A May 20, 2009 USCCB letter from Bishop William F. Murphy sets forth the fundamental principles and criteria  that should be involved with respect to our national lawmakers and president’s  efforts to implement health care reform in the United States. Below is an extended passage that gets to the essentials:

As Congress begins the task of drafting legislation, the bishops offer the following principles and criteria for health care reform. The principles are rooted in our belief that decent health care is not a privilege, but a basic human right and a requirement to protect the life and dignity of every person. All people need and should have access to comprehensive, quality health care that they can afford, and this should not depend on their stage of life, where or whether they or their parents work, how much they earn, or where they live or where they come from.
The basic assumptions we offer are these: 1) a truly universal health policy with respect for human life and dignity; 2) access for all with a special concern for the poor; 3) pursuing the common good and preserving pluralism, including freedom of conscience and variety of options; and 4) restraining costs and applying them equitably across the spectrum of payers.

These assumptions should help in framing policy that is faithful to the following criteria:
• Respect for life. Whether it affirms and respects the sanctity and dignity of human life from conception to natural death. Whether it preserves the longstanding prohibition on federal funding for abortion.
• Priority Concern for the Poor. Whether it gives special priority to meeting the most pressing health care needs of the poor and underserved, ensuring that they receive quality health services.
• Access for All. Whether it provides ready access to quality, comprehensive and affordable health care for every person living in the United States.
• Comprehensive Benefits. Whether it provides comprehensive benefits sufficient to maintain and promote good health; to provide preventive care; to treat disease, injury and disability appropriately; and to care for persons who are chronically ill or dying.

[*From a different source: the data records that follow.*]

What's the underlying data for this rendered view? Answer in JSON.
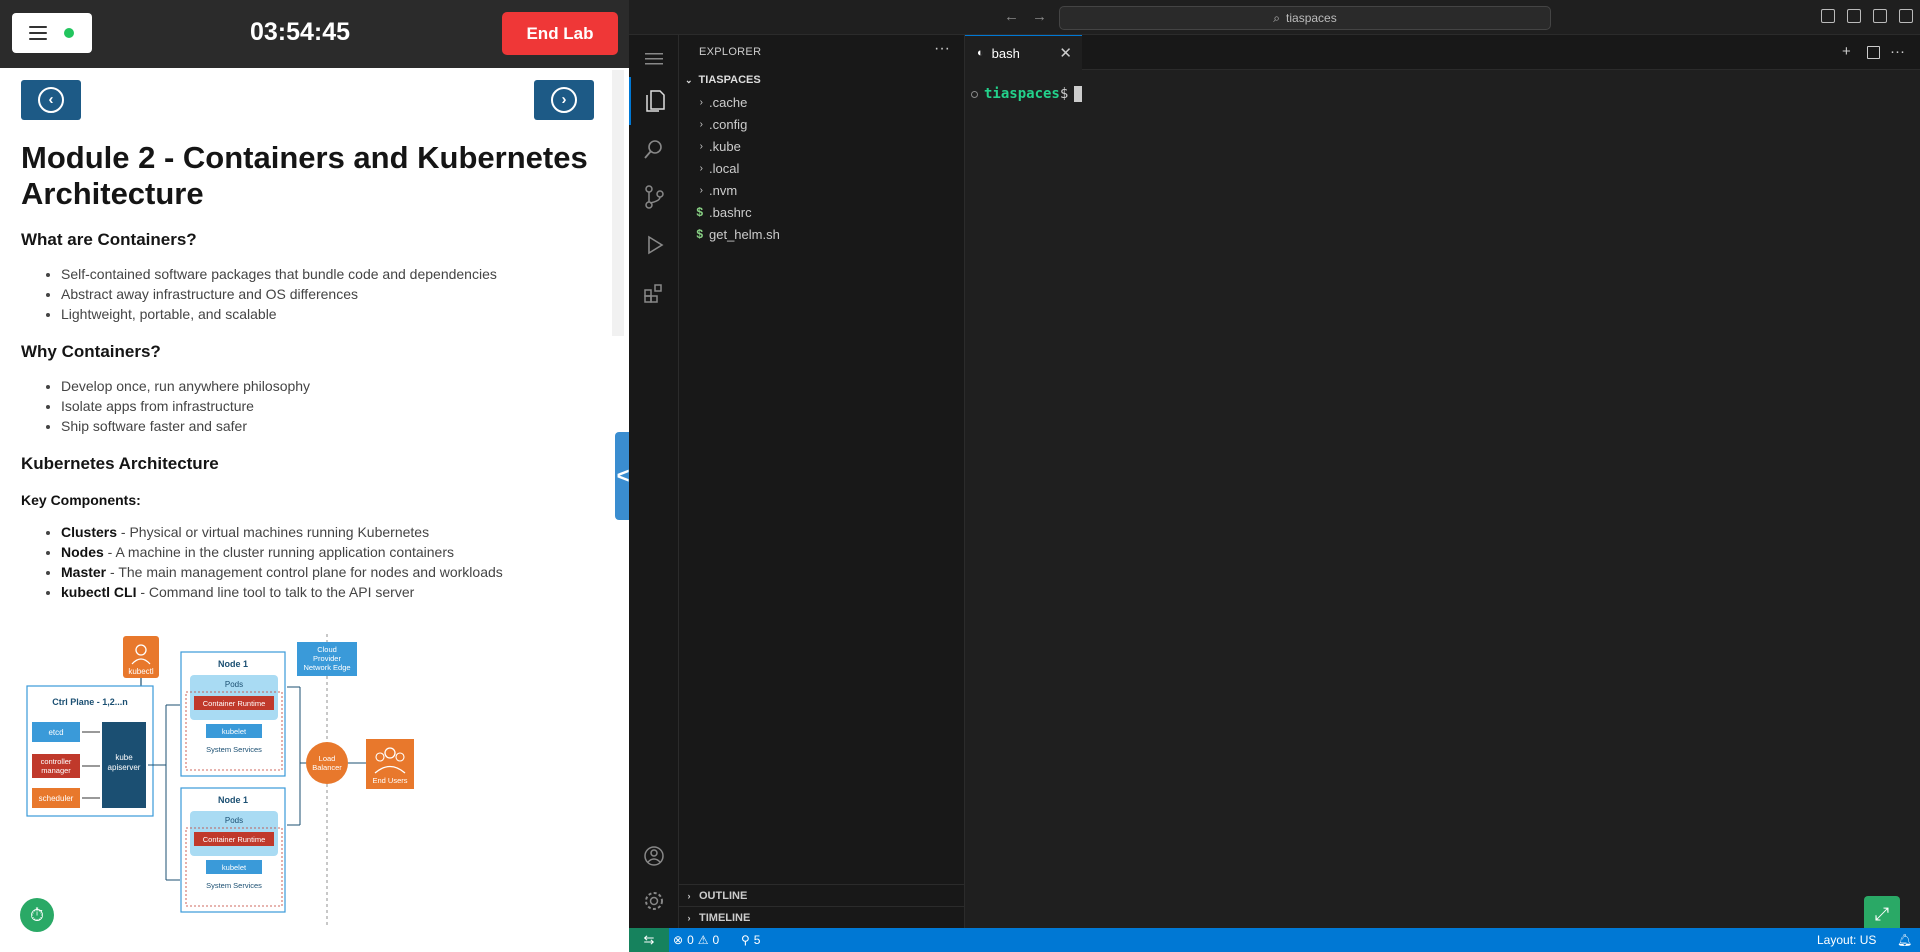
{
  "lab": {
    "timer": "03:54:45",
    "end_lab_label": "End Lab",
    "title": "Module 2 - Containers and Kubernetes Architecture",
    "sections": {
      "what": {
        "heading": "What are Containers?",
        "bullets": [
          "Self-contained software packages that bundle code and dependencies",
          "Abstract away infrastructure and OS differences",
          "Lightweight, portable, and scalable"
        ]
      },
      "why": {
        "heading": "Why Containers?",
        "bullets": [
          "Develop once, run anywhere philosophy",
          "Isolate apps from infrastructure",
          "Ship software faster and safer"
        ]
      },
      "k8s": {
        "heading": "Kubernetes Architecture",
        "subheading": "Key Components:",
        "items": [
          {
            "term": "Clusters",
            "desc": " - Physical or virtual machines running Kubernetes"
          },
          {
            "term": "Nodes",
            "desc": " - A machine in the cluster running application containers"
          },
          {
            "term": "Master",
            "desc": " - The main management control plane for nodes and workloads"
          },
          {
            "term": "kubectl CLI",
            "desc": " - Command line tool to talk to the API server"
          }
        ]
      }
    },
    "diagram": {
      "kubectl": "kubectl",
      "ctrl_plane": "Ctrl Plane - 1,2...n",
      "etcd": "etcd",
      "controller_manager": [
        "controller",
        "manager"
      ],
      "scheduler": "scheduler",
      "apiserver": [
        "kube",
        "apiserver"
      ],
      "node_title": "Node 1",
      "pods": "Pods",
      "container_runtime": "Container Runtime",
      "kubelet": "kubelet",
      "system_services": "System Services",
      "cloud_edge": [
        "Cloud",
        "Provider",
        "Network Edge"
      ],
      "load_balancer": [
        "Load",
        "Balancer"
      ],
      "end_users": "End Users",
      "colors": {
        "orange": "#e8782c",
        "blue": "#3a9ad9",
        "navy": "#1b4f72",
        "red": "#c0392b",
        "light": "#a9dbf3"
      }
    }
  },
  "vscode": {
    "command_center": "tiaspaces",
    "explorer_title": "EXPLORER",
    "workspace_title": "TIASPACES",
    "folders": [
      ".cache",
      ".config",
      ".kube",
      ".local",
      ".nvm"
    ],
    "files": [
      ".bashrc",
      "get_helm.sh"
    ],
    "outline_label": "OUTLINE",
    "timeline_label": "TIMELINE",
    "tab_label": "bash",
    "terminal": {
      "prompt": "tiaspaces",
      "symbol": "$"
    },
    "status": {
      "errors": "0",
      "warnings": "0",
      "ports": "5",
      "layout": "Layout: US"
    }
  }
}
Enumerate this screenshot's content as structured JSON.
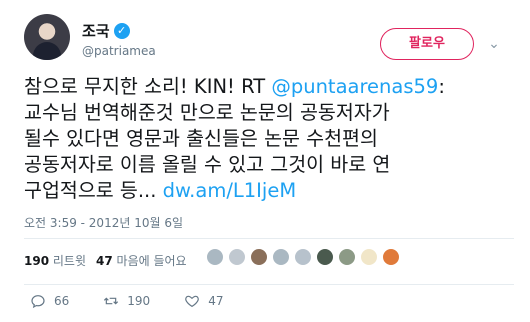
{
  "user": {
    "display_name": "조국",
    "handle": "@patriamea"
  },
  "follow_button": "팔로우",
  "tweet": {
    "line1_prefix": "참으로 무지한 소리! KIN! RT ",
    "mention": "@puntaarenas59",
    "line1_suffix": ":",
    "line2": "교수님 번역해준것 만으로 논문의 공동저자가",
    "line3": "될수 있다면 영문과 출신들은 논문 수천편의",
    "line4": "공동저자로 이름 올릴 수 있고 그것이 바로 연",
    "line5_prefix": "구업적으로 등... ",
    "link": "dw.am/L1IjeM"
  },
  "timestamp": "오전 3:59 - 2012년 10월 6일",
  "stats": {
    "retweets_count": "190",
    "retweets_label": "리트윗",
    "likes_count": "47",
    "likes_label": "마음에 들어요"
  },
  "likers": [
    "#aab8c2",
    "#c0c8d0",
    "#8a6f5a",
    "#aab8c2",
    "#b7c2cc",
    "#4a5a4e",
    "#8c9a86",
    "#f1e6c8",
    "#e07a3a"
  ],
  "actions": {
    "reply_count": "66",
    "retweet_count": "190",
    "like_count": "47"
  },
  "colors": {
    "accent": "#1da1f2",
    "follow": "#e0245e",
    "muted": "#657786"
  }
}
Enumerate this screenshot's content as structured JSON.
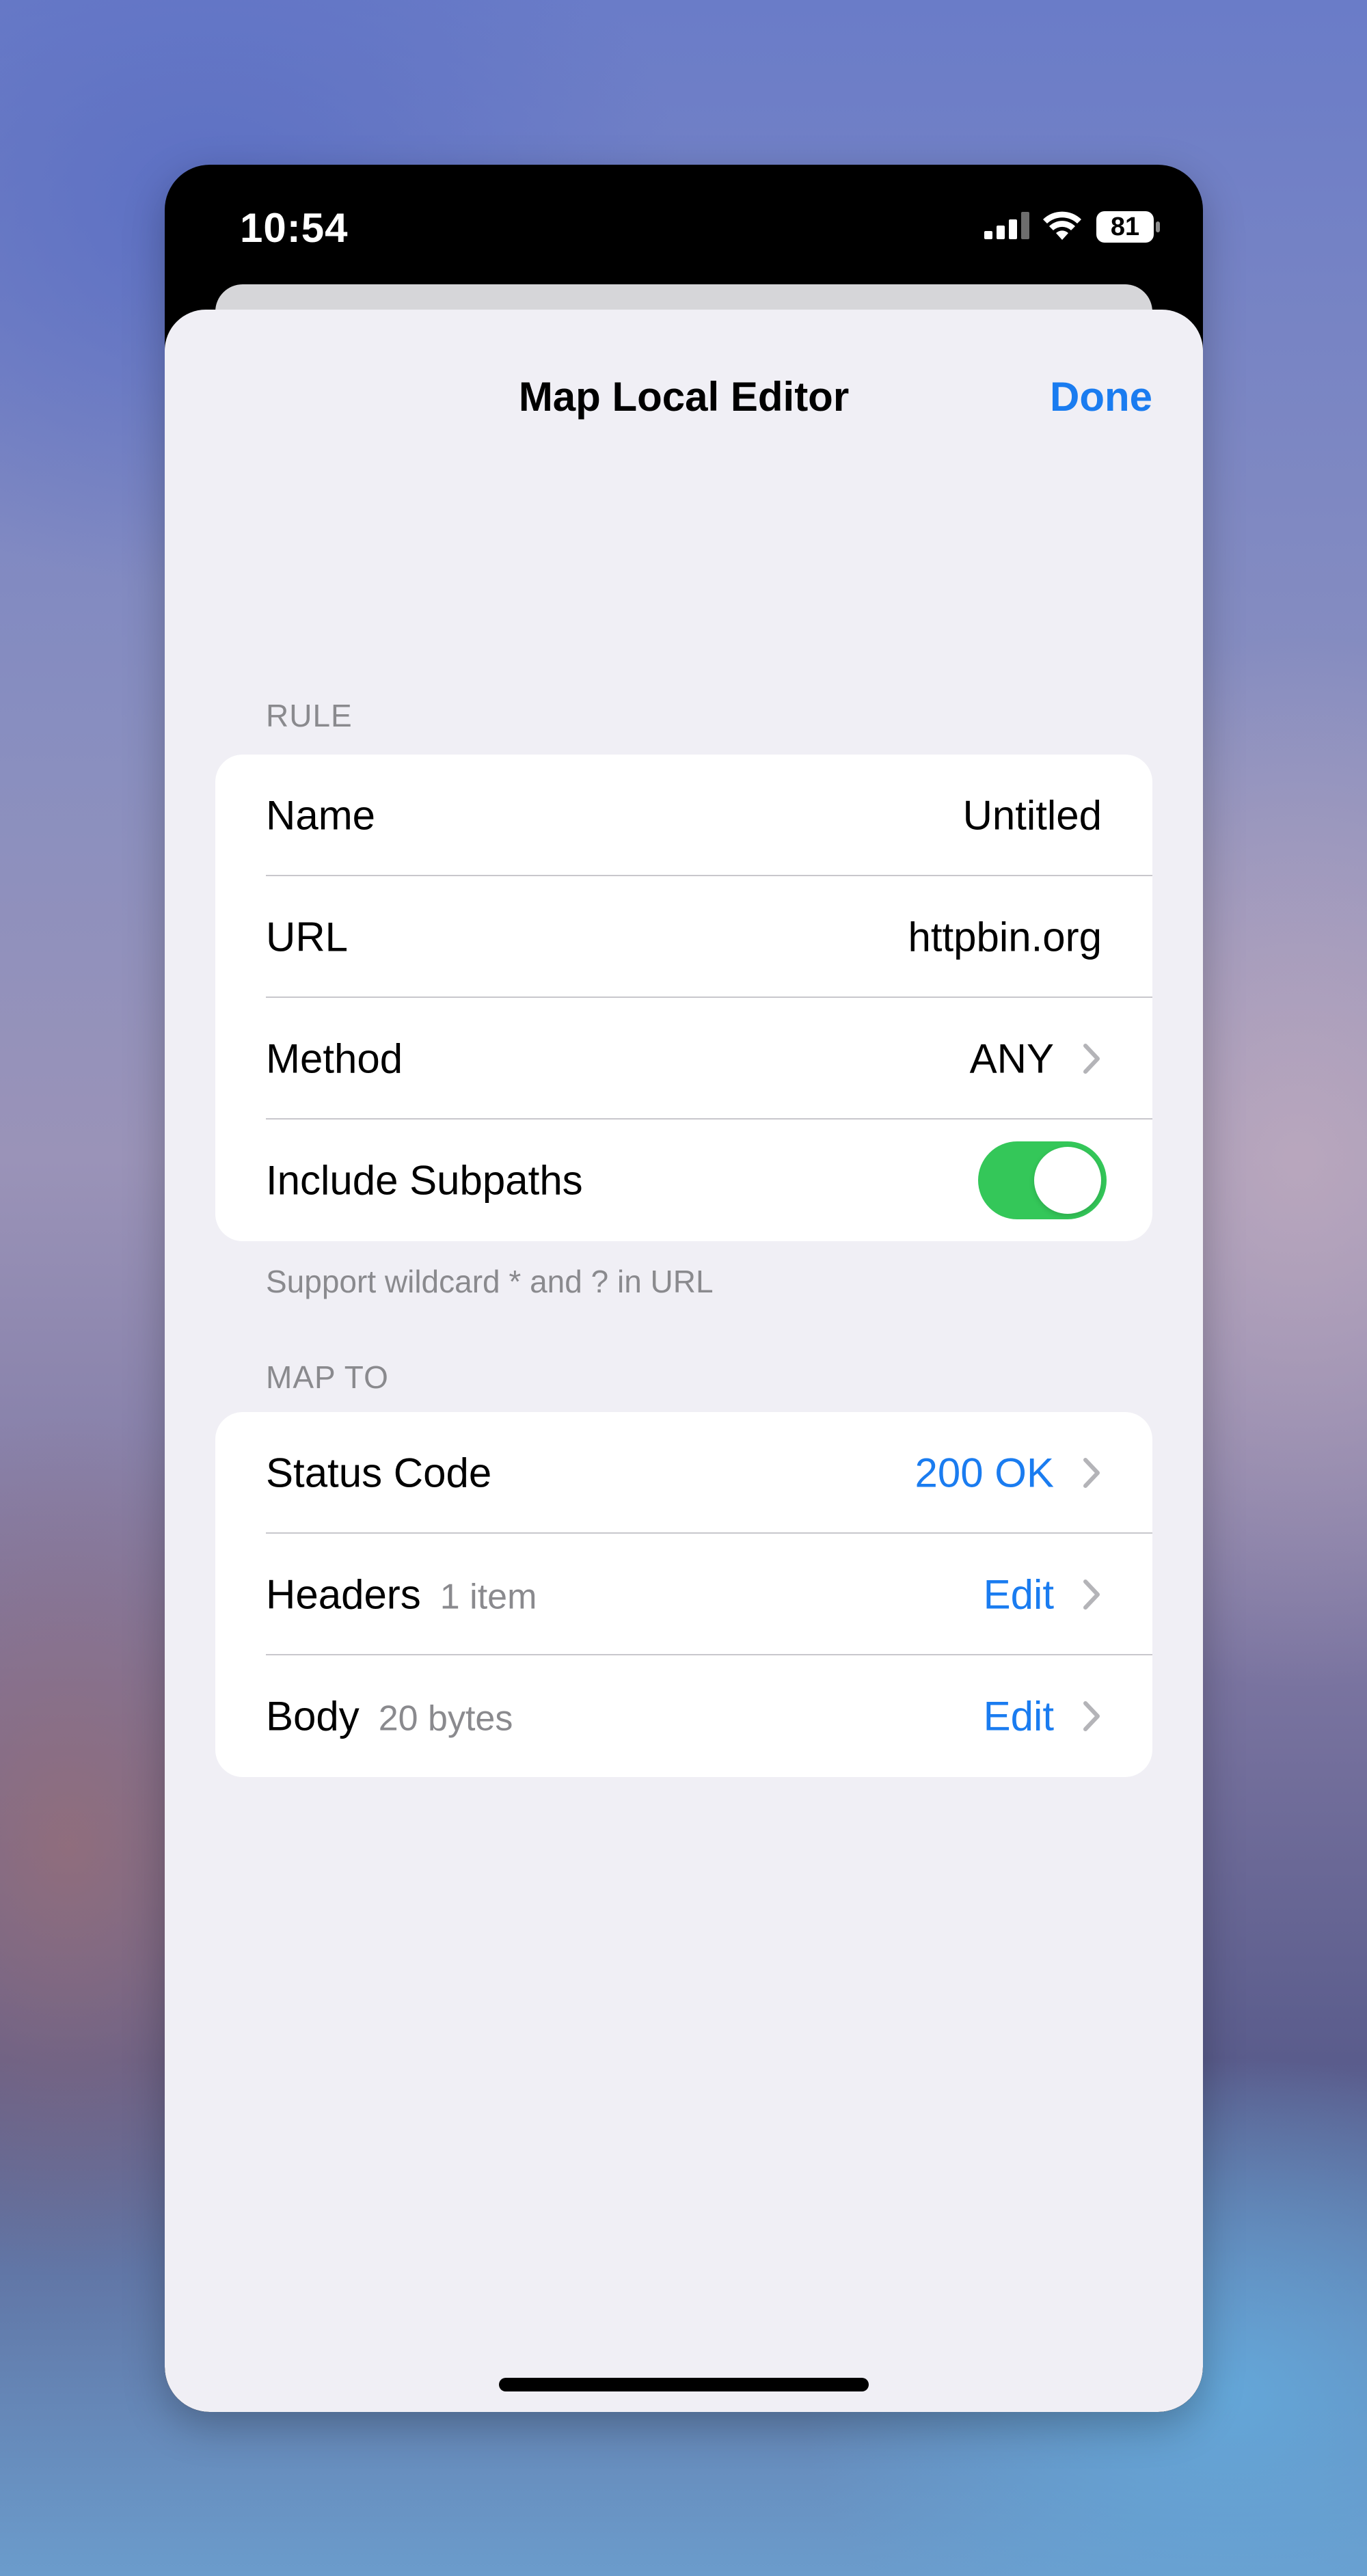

• Pluralism. Whether it allows and encourages the involvement of the public and private sectors, including the voluntary, religious, and nonprofit sectors, in the delivery of care and services; and whether it ensures respect for religious and ethical values in the delivery of health care, for patients and for individual and institutional providers.
• Quality. Whether it promotes the development of processes and standards that will help to achieve quality and equity in health services, in the training of providers, and in the informed participation of individuals and families in decision making on health care.
• Cost Controls. Whether it creates effective measures to reduce waste, inefficiency, and unnecessary treatment; measures to control rising costs of competition that provide incentives to individuals and providers for effective and economical use of limited resources.
• Equitable Financing. Whether it assures society’s obligation to finance universal access to comprehensive health care in an equitable fashion, based on ability to pay; and whether proposed cost-sharing arrangements are designed to avoid creating barriers to effective care for the poor and vulnerable.